Radwege ins Nirgendwo
Eine vierte Parallele ist allgemeingültiger. Und sie ist mir tatsächlich erst mit etwas Abstand aufgefallen. Diese Parallele ist so universell, dass sie aus Radfahrersicht fast eine Art Binsenweisheit darstellt. Es ist nicht nur unfassbar nervig, sondern auch regelrecht gefährlich, dass bei allen Bemühungen temporär oder auch dauerhaft bessere Infrastruktur für den Radverkehr zu erreichten, die Lücken und Übergänge nicht berücksichtigt werden. Da hören zweispurige Radwege einfach irgendwo auf, Radstreifen knicken um 90 Grad ab und münden auf der Straße oder die Radverkehrsführung verschwindet in einem Dickicht aus Schildern, Pfeilen oder kleinen Piktogrammen und einzelnen Strichen, die irgendeine magische Wirkung entfalten sollen. Mir ist schon klar, dass nicht alles immer in der perfekten Reihenfolge oder gar zur gleichen Zeit fertig gestellt sein kann. Aber gerade temporäre Infrastrukturen zeigen doch, dass es möglich ist etwas einzurichten, wo vorher noch etwas anderes war. Warum also ist es selbst in diesem Fall so, dass sich Radfahrer auf einmal entweder mit viele weniger Platz oder weniger Orientierung begnügen müssen? Bzw. irgendwie selbst ihren mehr oder weniger unsicheren Weg finden müssen?
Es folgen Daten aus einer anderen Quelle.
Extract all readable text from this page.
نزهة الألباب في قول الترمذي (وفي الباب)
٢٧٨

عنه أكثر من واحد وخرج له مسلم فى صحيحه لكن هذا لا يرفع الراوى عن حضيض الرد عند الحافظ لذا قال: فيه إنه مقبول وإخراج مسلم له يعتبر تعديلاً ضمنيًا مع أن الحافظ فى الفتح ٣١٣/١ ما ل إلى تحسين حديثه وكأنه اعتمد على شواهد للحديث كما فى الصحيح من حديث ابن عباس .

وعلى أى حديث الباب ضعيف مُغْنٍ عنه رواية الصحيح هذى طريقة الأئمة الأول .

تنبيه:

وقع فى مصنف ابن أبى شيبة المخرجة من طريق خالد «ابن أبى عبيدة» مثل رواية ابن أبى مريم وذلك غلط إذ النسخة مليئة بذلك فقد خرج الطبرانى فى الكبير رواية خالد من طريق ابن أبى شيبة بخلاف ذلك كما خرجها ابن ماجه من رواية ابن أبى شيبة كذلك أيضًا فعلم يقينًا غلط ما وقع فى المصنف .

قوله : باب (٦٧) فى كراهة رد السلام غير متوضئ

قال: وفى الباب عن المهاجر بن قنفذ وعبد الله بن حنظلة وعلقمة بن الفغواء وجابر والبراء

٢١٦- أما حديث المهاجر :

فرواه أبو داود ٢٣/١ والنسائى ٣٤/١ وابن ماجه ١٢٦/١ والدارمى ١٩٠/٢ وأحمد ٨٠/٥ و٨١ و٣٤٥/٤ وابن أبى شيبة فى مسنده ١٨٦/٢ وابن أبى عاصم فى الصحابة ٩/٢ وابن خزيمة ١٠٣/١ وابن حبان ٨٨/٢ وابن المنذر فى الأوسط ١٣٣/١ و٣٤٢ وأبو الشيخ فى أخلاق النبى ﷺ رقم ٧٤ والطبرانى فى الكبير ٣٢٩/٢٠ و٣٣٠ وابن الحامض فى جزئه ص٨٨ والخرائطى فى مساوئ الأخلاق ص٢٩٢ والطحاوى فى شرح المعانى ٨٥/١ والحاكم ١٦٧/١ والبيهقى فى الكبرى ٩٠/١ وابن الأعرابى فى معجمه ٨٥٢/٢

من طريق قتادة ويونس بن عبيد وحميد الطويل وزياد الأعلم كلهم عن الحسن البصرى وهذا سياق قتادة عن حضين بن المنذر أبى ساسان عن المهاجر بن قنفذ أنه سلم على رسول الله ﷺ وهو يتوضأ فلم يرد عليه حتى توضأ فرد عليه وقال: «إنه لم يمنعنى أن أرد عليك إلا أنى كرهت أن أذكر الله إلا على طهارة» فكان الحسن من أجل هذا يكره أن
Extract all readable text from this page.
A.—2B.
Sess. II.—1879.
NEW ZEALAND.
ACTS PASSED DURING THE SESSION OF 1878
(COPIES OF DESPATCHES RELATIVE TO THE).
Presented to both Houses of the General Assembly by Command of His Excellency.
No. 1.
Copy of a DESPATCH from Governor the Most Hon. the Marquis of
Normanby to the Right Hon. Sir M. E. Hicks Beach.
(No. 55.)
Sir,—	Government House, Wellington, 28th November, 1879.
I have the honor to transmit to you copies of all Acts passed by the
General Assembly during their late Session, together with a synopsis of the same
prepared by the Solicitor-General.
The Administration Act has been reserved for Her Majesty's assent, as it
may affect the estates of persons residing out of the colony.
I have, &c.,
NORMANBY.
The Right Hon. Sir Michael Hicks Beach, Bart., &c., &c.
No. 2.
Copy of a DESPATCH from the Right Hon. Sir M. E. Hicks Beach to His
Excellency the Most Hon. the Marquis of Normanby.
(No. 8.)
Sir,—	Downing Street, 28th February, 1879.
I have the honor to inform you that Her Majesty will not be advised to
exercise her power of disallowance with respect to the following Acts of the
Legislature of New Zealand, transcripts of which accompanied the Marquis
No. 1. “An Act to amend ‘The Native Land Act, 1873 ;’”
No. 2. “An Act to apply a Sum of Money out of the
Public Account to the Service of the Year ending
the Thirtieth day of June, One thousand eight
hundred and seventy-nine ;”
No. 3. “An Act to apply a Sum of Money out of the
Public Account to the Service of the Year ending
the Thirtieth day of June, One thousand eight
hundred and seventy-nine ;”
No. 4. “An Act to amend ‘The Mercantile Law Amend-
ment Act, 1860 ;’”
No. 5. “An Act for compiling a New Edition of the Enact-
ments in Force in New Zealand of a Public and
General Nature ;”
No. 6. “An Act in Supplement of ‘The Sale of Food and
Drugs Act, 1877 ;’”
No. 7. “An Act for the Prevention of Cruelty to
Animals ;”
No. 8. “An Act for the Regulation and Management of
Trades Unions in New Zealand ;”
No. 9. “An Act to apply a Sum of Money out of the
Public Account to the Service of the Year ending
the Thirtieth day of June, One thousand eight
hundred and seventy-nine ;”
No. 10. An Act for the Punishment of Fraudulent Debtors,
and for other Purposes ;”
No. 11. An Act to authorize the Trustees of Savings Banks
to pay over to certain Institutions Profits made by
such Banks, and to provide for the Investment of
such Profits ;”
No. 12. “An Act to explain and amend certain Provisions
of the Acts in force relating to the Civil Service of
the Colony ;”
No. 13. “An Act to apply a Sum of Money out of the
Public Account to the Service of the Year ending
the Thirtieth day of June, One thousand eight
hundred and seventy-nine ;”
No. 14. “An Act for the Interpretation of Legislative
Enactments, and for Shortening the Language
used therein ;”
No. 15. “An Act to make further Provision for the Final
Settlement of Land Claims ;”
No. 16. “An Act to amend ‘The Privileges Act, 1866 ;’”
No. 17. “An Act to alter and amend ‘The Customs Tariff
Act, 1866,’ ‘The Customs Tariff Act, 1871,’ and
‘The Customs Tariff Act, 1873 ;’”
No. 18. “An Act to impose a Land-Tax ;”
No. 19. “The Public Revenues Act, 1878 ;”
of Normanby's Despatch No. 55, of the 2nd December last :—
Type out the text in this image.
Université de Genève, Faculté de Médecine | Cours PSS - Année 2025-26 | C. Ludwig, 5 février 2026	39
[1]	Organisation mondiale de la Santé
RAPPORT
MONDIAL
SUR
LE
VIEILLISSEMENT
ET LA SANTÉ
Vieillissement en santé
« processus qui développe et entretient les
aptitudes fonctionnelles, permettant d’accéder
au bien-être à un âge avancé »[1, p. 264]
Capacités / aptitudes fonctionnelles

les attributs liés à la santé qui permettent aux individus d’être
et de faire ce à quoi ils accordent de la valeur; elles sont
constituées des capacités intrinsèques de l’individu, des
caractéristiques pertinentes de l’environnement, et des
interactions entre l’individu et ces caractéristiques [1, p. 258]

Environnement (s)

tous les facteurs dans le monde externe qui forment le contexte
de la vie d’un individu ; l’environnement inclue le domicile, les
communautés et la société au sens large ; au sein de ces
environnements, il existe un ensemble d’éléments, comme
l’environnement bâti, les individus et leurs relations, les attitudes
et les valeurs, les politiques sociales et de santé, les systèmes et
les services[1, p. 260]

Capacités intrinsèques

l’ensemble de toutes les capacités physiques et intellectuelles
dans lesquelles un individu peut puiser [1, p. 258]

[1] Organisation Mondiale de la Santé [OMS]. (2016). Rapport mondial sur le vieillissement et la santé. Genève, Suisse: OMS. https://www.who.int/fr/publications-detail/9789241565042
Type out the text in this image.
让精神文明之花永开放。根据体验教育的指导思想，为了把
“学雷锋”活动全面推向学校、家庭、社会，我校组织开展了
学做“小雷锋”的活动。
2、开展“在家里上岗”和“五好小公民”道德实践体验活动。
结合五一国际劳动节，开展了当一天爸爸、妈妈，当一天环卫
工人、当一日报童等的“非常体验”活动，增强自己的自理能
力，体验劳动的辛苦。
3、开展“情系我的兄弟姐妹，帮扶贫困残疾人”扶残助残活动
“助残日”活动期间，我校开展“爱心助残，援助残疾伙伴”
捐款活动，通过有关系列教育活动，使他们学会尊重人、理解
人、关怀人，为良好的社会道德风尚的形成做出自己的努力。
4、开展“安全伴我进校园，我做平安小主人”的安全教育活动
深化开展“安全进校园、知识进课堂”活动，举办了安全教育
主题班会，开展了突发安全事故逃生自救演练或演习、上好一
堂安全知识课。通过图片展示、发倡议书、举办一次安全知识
An keiner Autobahnbaustelle dieser Welt, würde man am Ende keinen geeigneten Übergang, keine Lösung für die Einfädelung oder überhaupt keine passende Lösung vorfinden. Und es jedem Verkehrsteilnehmer selbst überlässt sich einen Weg zu bahnen.
Objektiv unsicher
In New York hatte ich eine Mitbewohnerin aus Kopenhagen, die aus genau diesem Grund in Brooklyn nicht aufs Rad steigen wollte. Und dort, wo ich selbst bei einer gemeinsamen Radtour, zu der ich sie überreden konnte, schon den nächsten sicheren und gut ausgebauten Abschnitt im Visier hatte, betonte sie, dass wir gerade mitten auf der Straße zwischen LKW standen. Und ich denke, viele Menschen in Budapest geht es ebenso: die temporären Radstreifen und der planmäßige Ausbau der Radverkehrsinfrastruktur stellen eine positive Entwicklung und gute Rahmenbedingungen für viele Radfahrende dar. Die hingegen, die sicher und geschützt von A nach B kommen wollen, sehen vielleicht vor allen Dingen die Lücken und damit potentiell gefährlich Stellen auf ihren Wegen. Für Ältere, Kinder und Jugendliche ist diese lückenhafte Planung und Umsetzung ungeeignet für den Umstieg aufs Rad. Die ungebrochene Dominanz des Autoverkehrs macht es noch schlimmer. Dass in Budapest alle besser aufeinander acht geben scheinen als vielleicht anderenorts und nur wenige auf ihr Recht pochen und andere gefährden, wiegt es am Ende noch nicht auf.